Peygamber Efendimiz (sav):”Ben abdestsizlik üzere iken Allah’ın adını zikretmeyi kerih gördüm!” buyurmaktadırlar.
“Kur’an-ı Azim, temiz yerlerde, avret mahalleri örtülü ve Kur’an’ı dinleyecek vaziyette bulunan kimselerin yanlarında açıkça okunabilir. Mülevves yerlerde, veya avret mahalleri açık veya başka bir işle meşgul kimselerin yanında cehren okunmaz, mekruhtur. Dışarıda bulunup okunan Kur’an’ı- Kerim’e karşı hürmetli bir vaziyet almayacak kimselerin işitecekleri şekilde alenen Kur’an’ı Kerim okunması muvafık değildir.

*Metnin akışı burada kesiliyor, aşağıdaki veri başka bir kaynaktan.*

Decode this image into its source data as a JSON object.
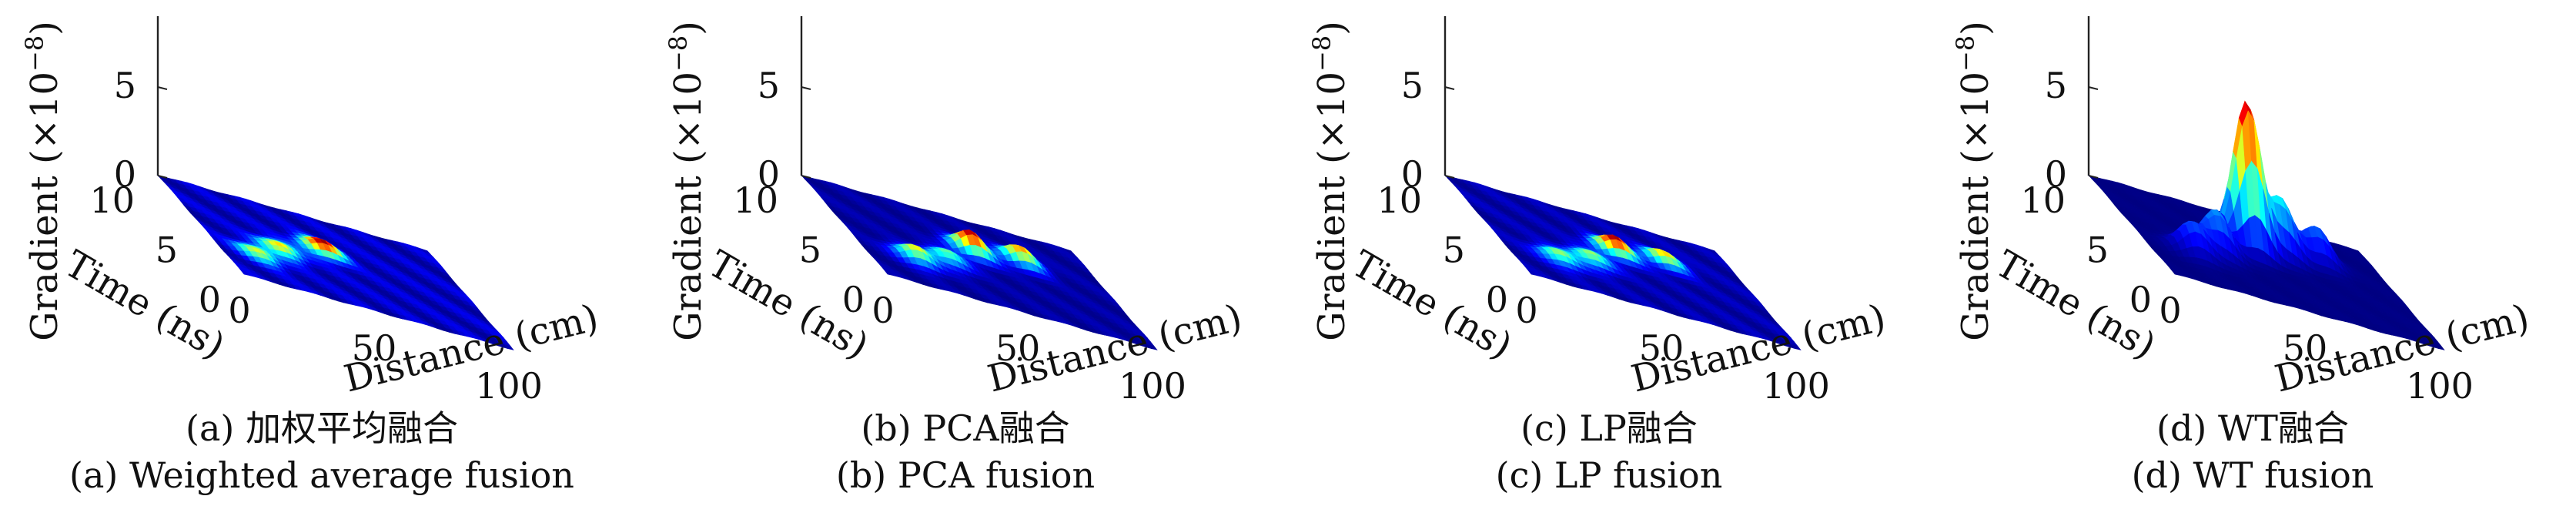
{
  "chart_data": [
    {
      "type": "surface",
      "caption_cn": "(a) 加权平均融合",
      "caption_en": "(a) Weighted average fusion",
      "zlabel": "Gradient (×10",
      "zlabel_exp": "−8",
      "zlabel_close": ")",
      "ylabel": "Time (ns)",
      "xlabel": "Distance (cm)",
      "z_ticks": [
        "0",
        "5"
      ],
      "y_ticks": [
        "10",
        "5",
        "0"
      ],
      "x_ticks": [
        "0",
        "50",
        "100"
      ],
      "zlim": [
        0,
        9
      ],
      "peaks": [
        {
          "distance": 48,
          "time": 6.0,
          "height": 0.6
        },
        {
          "distance": 28,
          "time": 4.5,
          "height": 0.4
        },
        {
          "distance": 15,
          "time": 3.0,
          "height": 0.35
        }
      ]
    },
    {
      "type": "surface",
      "caption_cn": "(b) PCA融合",
      "caption_en": "(b) PCA fusion",
      "zlabel": "Gradient (×10",
      "zlabel_exp": "−8",
      "zlabel_close": ")",
      "ylabel": "Time (ns)",
      "xlabel": "Distance (cm)",
      "z_ticks": [
        "0",
        "5"
      ],
      "y_ticks": [
        "10",
        "5",
        "0"
      ],
      "x_ticks": [
        "0",
        "50",
        "100"
      ],
      "zlim": [
        0,
        9
      ],
      "peaks": [
        {
          "distance": 50,
          "time": 6.0,
          "height": 1.2
        },
        {
          "distance": 70,
          "time": 6.5,
          "height": 0.9
        },
        {
          "distance": 20,
          "time": 3.0,
          "height": 0.8
        },
        {
          "distance": 35,
          "time": 4.0,
          "height": 0.6
        }
      ]
    },
    {
      "type": "surface",
      "caption_cn": "(c) LP融合",
      "caption_en": "(c) LP fusion",
      "zlabel": "Gradient (×10",
      "zlabel_exp": "−8",
      "zlabel_close": ")",
      "ylabel": "Time (ns)",
      "xlabel": "Distance (cm)",
      "z_ticks": [
        "0",
        "5"
      ],
      "y_ticks": [
        "10",
        "5",
        "0"
      ],
      "x_ticks": [
        "0",
        "50",
        "100"
      ],
      "zlim": [
        0,
        9
      ],
      "peaks": [
        {
          "distance": 50,
          "time": 6.0,
          "height": 0.9
        },
        {
          "distance": 70,
          "time": 6.5,
          "height": 0.6
        },
        {
          "distance": 20,
          "time": 3.0,
          "height": 0.5
        },
        {
          "distance": 35,
          "time": 4.0,
          "height": 0.5
        }
      ]
    },
    {
      "type": "surface",
      "caption_cn": "(d) WT融合",
      "caption_en": "(d) WT fusion",
      "zlabel": "Gradient (×10",
      "zlabel_exp": "−8",
      "zlabel_close": ")",
      "ylabel": "Time (ns)",
      "xlabel": "Distance (cm)",
      "z_ticks": [
        "0",
        "5"
      ],
      "y_ticks": [
        "10",
        "5",
        "0"
      ],
      "x_ticks": [
        "0",
        "50",
        "100"
      ],
      "zlim": [
        0,
        9
      ],
      "peaks": [
        {
          "distance": 46,
          "time": 6.0,
          "height": 8.5
        },
        {
          "distance": 60,
          "time": 6.5,
          "height": 3.2
        },
        {
          "distance": 30,
          "time": 4.5,
          "height": 2.4
        },
        {
          "distance": 18,
          "time": 3.5,
          "height": 1.8
        },
        {
          "distance": 75,
          "time": 7.0,
          "height": 2.0
        }
      ]
    }
  ]
}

Bu hal, Kur’an-ı Kerim hakkında -haşa- ihaneti ve halk hakkında manevi mesuliyeti calip olacağından buna sebebiyet vermemelidir.”
Kur’an-ı Kerim sıradan bir kitap değildir. Peygamber Efendimiz’in(s.a.v) en büyük mucizesi ve Allah kelamıdır. Pek çok esrarı vardır. Bir tanesi de okunduğu yere melaikenin, ruhaniyetin gelmesidir ki Peygamber Efendimiz’in (s.a.v) hadis-i şerifi buna delildir:
عن البراء رضى الله عنه قال كان رجل يقرأ سورة الكهف و عنده فرس مربوط بشنطين فتعشته سحابة فجعلت تدور و تدنو و جعل فرسه ينفر منها فلما اتى النبى صلى الله عليه و سلم فذكر ذلك له فقال تلك السكينة تنزلت للقراَن
Bir adam Kehf suresini okuyordu, yanında iki uzun iple bağlanmış bir at vardı. Adamın üzerini bir bulut kapladı ve yaklaşmaya başladı. Atı da ürkmeye başlamıştı. Sabah olunca adam, Nebi (s.a.v) Efendimize geldi ve durumu anlattı. Bunun üzerine Peygamberimiz(s.a.v):
“O sekinedir; okuduğun için inmiştir” buyurdu
Bu hadis-i şerifi Buhari, Müslim ve Tirmizi rivayet etmişlerdir. Şerhinde ise şu ifadeler yer almaktadır:
“Sekine melaike demektir.”
Velhasıl; şer’-i şerifin tayin ettiği hükümlerde kim bilir daha nice hikmetler, maslahatlar vardır. Bizim vazifemiz ise bu hükümlere riayetten başka bir şey değildir.